Récemment, les premières sanctions à l’encontre des bénéficiaires du RSA sont tombées dans le département du Nord. Un engagement pris par Jean-René Lecerf, président du conseil départemental (LR). Il avait en effet décidé de réduire voire supprimer le RSA à ses bénéficiaires refusant de s’inscrire à Pôle emploi, estimés à 45 000 sur 115 000 bénéficiaires par le département. Questions à Guillaume Allègre, économiste au département des études de l’OFCE, et Sabrina Sab, avocate à la cour, Sab Avocats, pour en savoir plus sur ces sanctions.
Guillaume Allègre, économiste au département des études de l’OFCE.
Cette disposition était-elle prévue dans les textes initiaux relatifs au RSA ?
Dans le texte de base, il est prévu qu’il puisse y avoir une réduction ou une suppression du RSA à l’initiative du conseil départemental, si le bénéficiaire ne remplit pas ses obligations.

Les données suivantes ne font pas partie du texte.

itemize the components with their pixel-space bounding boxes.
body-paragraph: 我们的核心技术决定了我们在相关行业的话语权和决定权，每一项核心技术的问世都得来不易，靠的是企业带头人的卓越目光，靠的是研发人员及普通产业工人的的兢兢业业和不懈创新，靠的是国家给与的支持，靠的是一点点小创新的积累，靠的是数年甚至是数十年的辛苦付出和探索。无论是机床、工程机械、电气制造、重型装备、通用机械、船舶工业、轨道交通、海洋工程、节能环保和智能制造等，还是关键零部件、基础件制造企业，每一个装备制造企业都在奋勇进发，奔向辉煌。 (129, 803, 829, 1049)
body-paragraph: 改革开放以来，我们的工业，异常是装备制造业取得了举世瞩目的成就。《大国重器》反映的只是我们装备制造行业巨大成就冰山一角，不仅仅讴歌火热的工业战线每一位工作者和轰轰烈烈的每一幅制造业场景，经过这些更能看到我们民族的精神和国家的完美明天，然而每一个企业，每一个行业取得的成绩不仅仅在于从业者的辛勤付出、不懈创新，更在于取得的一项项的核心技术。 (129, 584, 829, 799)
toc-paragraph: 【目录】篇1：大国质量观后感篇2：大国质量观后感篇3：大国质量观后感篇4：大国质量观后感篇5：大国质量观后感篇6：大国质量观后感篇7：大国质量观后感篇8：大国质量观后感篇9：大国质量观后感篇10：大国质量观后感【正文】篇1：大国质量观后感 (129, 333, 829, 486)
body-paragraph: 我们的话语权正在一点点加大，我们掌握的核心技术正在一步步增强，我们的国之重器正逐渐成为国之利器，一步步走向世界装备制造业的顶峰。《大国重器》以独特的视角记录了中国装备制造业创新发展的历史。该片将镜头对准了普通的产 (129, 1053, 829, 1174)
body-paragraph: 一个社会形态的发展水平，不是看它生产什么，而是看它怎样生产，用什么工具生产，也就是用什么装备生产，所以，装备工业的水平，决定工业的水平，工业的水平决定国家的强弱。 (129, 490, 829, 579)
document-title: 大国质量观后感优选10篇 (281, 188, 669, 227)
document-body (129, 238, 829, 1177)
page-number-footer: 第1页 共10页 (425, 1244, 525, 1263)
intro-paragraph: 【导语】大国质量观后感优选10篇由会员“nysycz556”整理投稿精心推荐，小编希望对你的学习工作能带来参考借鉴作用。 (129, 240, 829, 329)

Or, un contrat est souscrit entre le tuteur qui va l’accompagner et le bénéficiaire du RSA. Il peut y être stipulé de s’inscrire obligatoirement à Pôle emploi.
Et si ce n’est pas le cas ?
Alors il ne sera pas possible de sanctionner le bénéficiaire qui n’est pas inscrit à Pôle emploi. Cela doit figurer sur le contrat.
Peut-on ainsi considérer que cette décision est légale ?
Oui tout à fait. Bénéficier du RSA implique des droits et des devoirs pour les deux parties. Par exemple, les bénéficiaires sanctionnés peuvent arguer que le département n’a pas mis en place toutes les obligations qu’il devait pour accompagner correctement les allocataires comme le contrat, le fait d’avoir un référent…
Sabrina Sab, avocat à la cour, Sab Avocats.
Imposer le bénévolat en échange de la perception du RSA a été jugé illégal par le tribunal administratif de Strasbourg. Pour quelles raisons ?
C’est très simple. Des conditions sont prévues par le code de l’action sociale (article L262-2, Ndlr). Elles organisent les sanctions qui entraînent une diminution/ suppression du RSA. Le conseil départemental ne fait qu’appliquer ces conditions et n’a pas le droit d’en ajouter. C’est pour cette raison que le tribunal a considéré cette mesure comme illégale. En revanche, un contrat est souscrit entre le bénéficiaire et un organisme du service de l’emploi et si cette mention avait été faite dans le contrat, alors cela aurait été légal, ou encore s’il s’agissait d’une mesure générale, inscrite dans la loi. Le département s’est improvisé législateur plutôt que de contourner la loi par la voie contractuelle.
En parallèle, plusieurs départements souhaitent demander les comptes bancaires des bénéficiaires du revenu de solidarité active (RSA) avant de leur verser leur allocation. Est-ce légal ?
Cela pourrait éventuellement passer à certaines conditions. En effet, je doute fort que demander aux établissements bancaires les relevés de leurs clients soit possible. Mais cela peut être envisageable de les demander directement aux allocataires, sous réserve de modification législative ou d’ajout de cette mention dans les contrats. L’État pourrait expliquer cette mesure comme s’inscrivant dans la lutte contre le travail non déclaré.